Gene targeting and overexpression studies implicate CD5 as a negative regulator of lymphocyte receptor signaling (see Introduction) but CD5 levels may not be the only factor that modulates the responsiveness of naive CD4 T cells deprived of or subjected to pMHC interactions. For example, as a result of pMHC contact in vivo naive T cells have partially phosphorylated CD3 ζ chains (33, 50) which can affect T cell activation (51), and this basal level of phosphorylation is reduced on MHC deprivation (references 33 and 50; this study). The dissociation between reduced CD5 levels and maintained CD3 ζ phosphorylation in conditionally lck-deficient CD4 T cells does not clarify this relationship since lck deficiency itself impairs T cell activation (48). The cytoplasmic domain of CD5 has been shown to interact not only with tyrosine phosphatase 1 (via an immunoreceptor tyrosine-based inhibitory motif around tyrosine residue 378) but also the protein kinases p56lck and p59fyn as well as phosphatidylinositol (PI)3-K (via an imperfect immunoreceptor tyrosine-based activation motif around tyrosine residues 429 and 441; references 10, 11, 13, and 16), indicating the potential for a more complex role of CD5 in modulating lymphocyte receptor signaling. Regardless of the mechanistic involvement of CD5, our results suggest that pMHC contact in peripheral lymphoid organs, in addition to its role in T cell homeostasis, can fine-tune T cell responsiveness (Fig. 8).

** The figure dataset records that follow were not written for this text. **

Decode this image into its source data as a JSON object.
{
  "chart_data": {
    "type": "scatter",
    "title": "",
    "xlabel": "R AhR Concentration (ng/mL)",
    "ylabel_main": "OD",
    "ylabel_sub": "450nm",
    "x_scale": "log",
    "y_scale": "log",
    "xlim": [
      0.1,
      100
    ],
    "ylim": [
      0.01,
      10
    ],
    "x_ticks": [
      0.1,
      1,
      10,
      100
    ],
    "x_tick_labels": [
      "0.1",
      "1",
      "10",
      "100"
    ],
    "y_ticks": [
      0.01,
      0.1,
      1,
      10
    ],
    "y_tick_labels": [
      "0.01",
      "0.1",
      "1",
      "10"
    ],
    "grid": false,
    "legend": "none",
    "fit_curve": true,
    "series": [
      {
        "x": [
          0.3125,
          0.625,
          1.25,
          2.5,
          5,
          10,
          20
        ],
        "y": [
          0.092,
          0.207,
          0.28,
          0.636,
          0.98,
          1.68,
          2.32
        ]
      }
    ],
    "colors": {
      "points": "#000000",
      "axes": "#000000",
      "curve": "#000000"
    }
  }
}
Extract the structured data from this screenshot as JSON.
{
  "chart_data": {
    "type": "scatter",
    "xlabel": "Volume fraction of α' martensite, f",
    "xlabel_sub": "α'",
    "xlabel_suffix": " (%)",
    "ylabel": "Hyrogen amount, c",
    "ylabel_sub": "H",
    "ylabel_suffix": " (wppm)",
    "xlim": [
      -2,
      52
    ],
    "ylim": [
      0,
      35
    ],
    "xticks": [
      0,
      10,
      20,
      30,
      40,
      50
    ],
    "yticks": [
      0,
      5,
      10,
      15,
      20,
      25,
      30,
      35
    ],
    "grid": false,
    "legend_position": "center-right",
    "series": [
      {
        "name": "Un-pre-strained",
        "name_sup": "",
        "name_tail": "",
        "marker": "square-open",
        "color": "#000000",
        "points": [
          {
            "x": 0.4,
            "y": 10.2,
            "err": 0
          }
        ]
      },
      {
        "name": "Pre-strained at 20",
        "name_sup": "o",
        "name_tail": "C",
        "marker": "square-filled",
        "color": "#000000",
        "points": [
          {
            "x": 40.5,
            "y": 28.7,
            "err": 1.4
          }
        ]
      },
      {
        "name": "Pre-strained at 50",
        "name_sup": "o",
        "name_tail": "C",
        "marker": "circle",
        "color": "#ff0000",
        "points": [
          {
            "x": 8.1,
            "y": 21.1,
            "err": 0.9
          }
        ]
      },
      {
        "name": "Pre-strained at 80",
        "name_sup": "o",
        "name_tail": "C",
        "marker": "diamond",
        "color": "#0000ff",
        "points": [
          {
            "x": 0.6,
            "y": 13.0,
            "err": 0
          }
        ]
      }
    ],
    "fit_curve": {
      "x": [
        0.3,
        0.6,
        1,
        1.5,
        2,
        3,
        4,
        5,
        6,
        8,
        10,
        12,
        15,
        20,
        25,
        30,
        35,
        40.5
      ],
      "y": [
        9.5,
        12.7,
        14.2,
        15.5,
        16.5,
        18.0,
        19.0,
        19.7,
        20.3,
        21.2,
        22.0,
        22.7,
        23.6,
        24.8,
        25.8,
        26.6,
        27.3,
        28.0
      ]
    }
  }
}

Receptor editing, receptor revision, and hypermutation play important roles in B cell biology at the price of risking the loss of receptor expression due to nonproductive secondary rearrangements or the introduction of premature stop codons (52, 53). This provides a clear rationale for the dependence of B cell survival on the continued expression of a functional BCR (54, 55). In mature T lineage cells alterations of receptor expression occur rarely (56, 57) and are of uncertain significance (52). Nevertheless, long-term survival and homeostasis of naive peripheral T cells is conditional to continued feedback through the TCR (24–35). It is attractive to think that this requirement may be more than evolutionary baggage carried by T cells on behalf of their B cell relatives. If, as our results indicate, pMHC contact continually modulates naive peripheral T cell responsiveness, a requirement for such contact could contribute to the maintenance of tolerance as suggested earlier on theoretical grounds (58). Such a scenario would extend the control of T cell responsiveness from thymic to peripheral pMHC.
We thank Drs. S. Elliot and A. Sardini for their valuable suggestions.
This work was supported by Medical Research Council UK (to K. Smith, B. Seddon, R. Zamoyska, A.G. Fisher, and M. Merkenschlager).
Abbreviations used in this paper: BM, bone marrow; pMHC, peptide/MHC; RAG, recombinase activating gene.